Metals prices low, but mining projects still see progress
In Southwest Alaska, a summer drilling program at the large Donlin Creek gold project has confirmed more high-grade gold resources, and Novagold Resources Inc., of San Jose, Calif., says the information will allow it to develop gold resource estimates as well as a pre-feasibility development scoping study this winter.
Both will be done by mid-March 2002, the company said. The scoping study could lead to an engineering pre-feasibility study, an important step in the development of the project.
In Southeast Alaska, Coeur Alaska Inc. officials have told Juneau community leaders they intend to initiate a permit effort for the Kensington Mine redevelopment, a major gold project on Berners Bay north of Juneau.
Kensington had been approved by federal, state and local agencies, but the permits issued are for a development plan that requires onshore tailings disposal and storage that would be too costly under low gold prices.
Coeur, the project developer, has a new, lower-cost alternative tailings disposal plan, but it will require new permits.
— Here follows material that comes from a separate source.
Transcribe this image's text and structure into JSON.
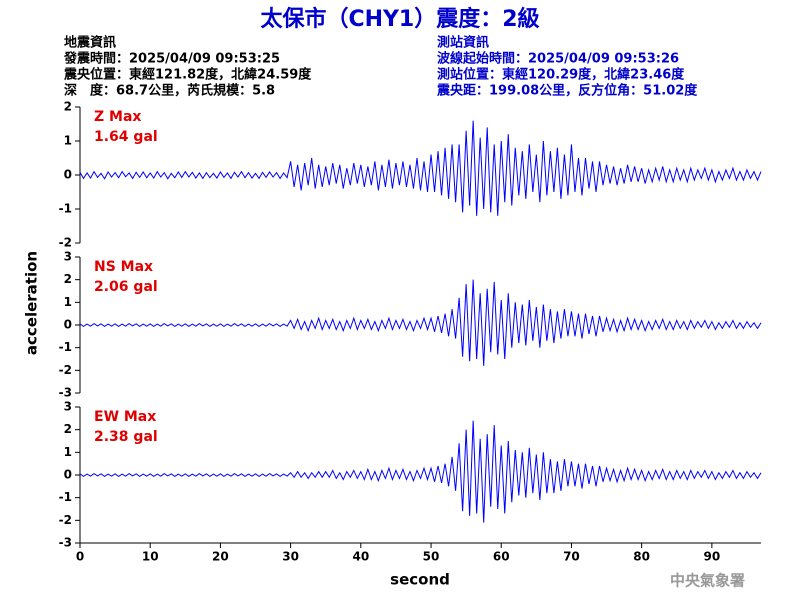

Juneau Mayor Sally Smith said she has been told the company will file for a supplementary environmental impact study in mid-November.
In eastern Interior Alaska, Ventures Resource Corp., a mining exploration company, announced finding significant base metals mineralization in ore samples from two properties in the Fortymile River area, the Fish and Little Whiteman prospects.
Twenty samples taken at Fish show zinc values of more than 6 percent, with five samples exceeding 20 percent and three others between 10 percent and 20 percent.
In contrast, the Red Dog Mine in northwest Alaska produces ore that is 18 percent to 20 percent zinc, which is considered a good grade, according to independent geologists.
Samples taken at Little Whiteman showed lead-zinc values ranged from 6 percent to 40 percent and silver values ranging to 13 ounces per ton.
The company said it is preparing a drill program for both prospects for the 2002 season and is soliciting partners in the project.
Independent geologists cautioned that while the prospect deserves further work, a few high-value samples dont indicate an economic mine by themselves. What is important is determining the extent of the mineralization and the range of ore grades extending through the area.
Donlin Creek, meanwhile, is of great significance for its landowner, Calista Corp., the Alaska Native regional corporation for Southwest Alaska. With gold resources estimated at more than 10 million ounces, the mine would be one of the largest gold mines developed in the state if it went into production.
Novagold took over as operator last year from Placer Dome, which holds the lease on the property with Calista. Novagolds strategy in its 2001 exploration program was to drill and expand the gold resource at a known high-grade zone in the ore body.
Novagold announced results from its 2001 drilling in midsummer and again on Oct. 25. Both reports confirmed the presence of high-grade ore.
The hope is that even with gold prices low, the high-grade zone may support a small-scale development that would ultimately expand once the mine was in production, according to Jeff Foley, a minerals geologist with Calista.
Donlin Creek faces other challenges, however. The ore process that will be needed requires large amounts of electricity.
A Calista subsidiary is working on a regional power development plan that would include coal-fueled power plants generating electricity, including one near Donlin Creek.
Donlin Creek could be a major employer in the Calista region, an economically depressed part of the state. Since 70 percent of Native corporation mineral royalties are shared with other Native regional corporations, all Alaska Natives would benefit from Donlin Creek development.
The Kensington Mine near Juneau would also become a significant local employer if the mine is developed. Estimates are that more than 200 production jobs would be created by the mine.
The development plan approved under current permits provide for onshore storage of tailings behind a large earth retaining structure. The capital cost required for this makes the mine uneconomic under current gold prices, company officials said.
The companys new plan involves tailings disposal in a small nearby lake and is considerably less expensive. That, along with efficiencies in operations, means the mine could be economic even with gold markets at relatively low levels.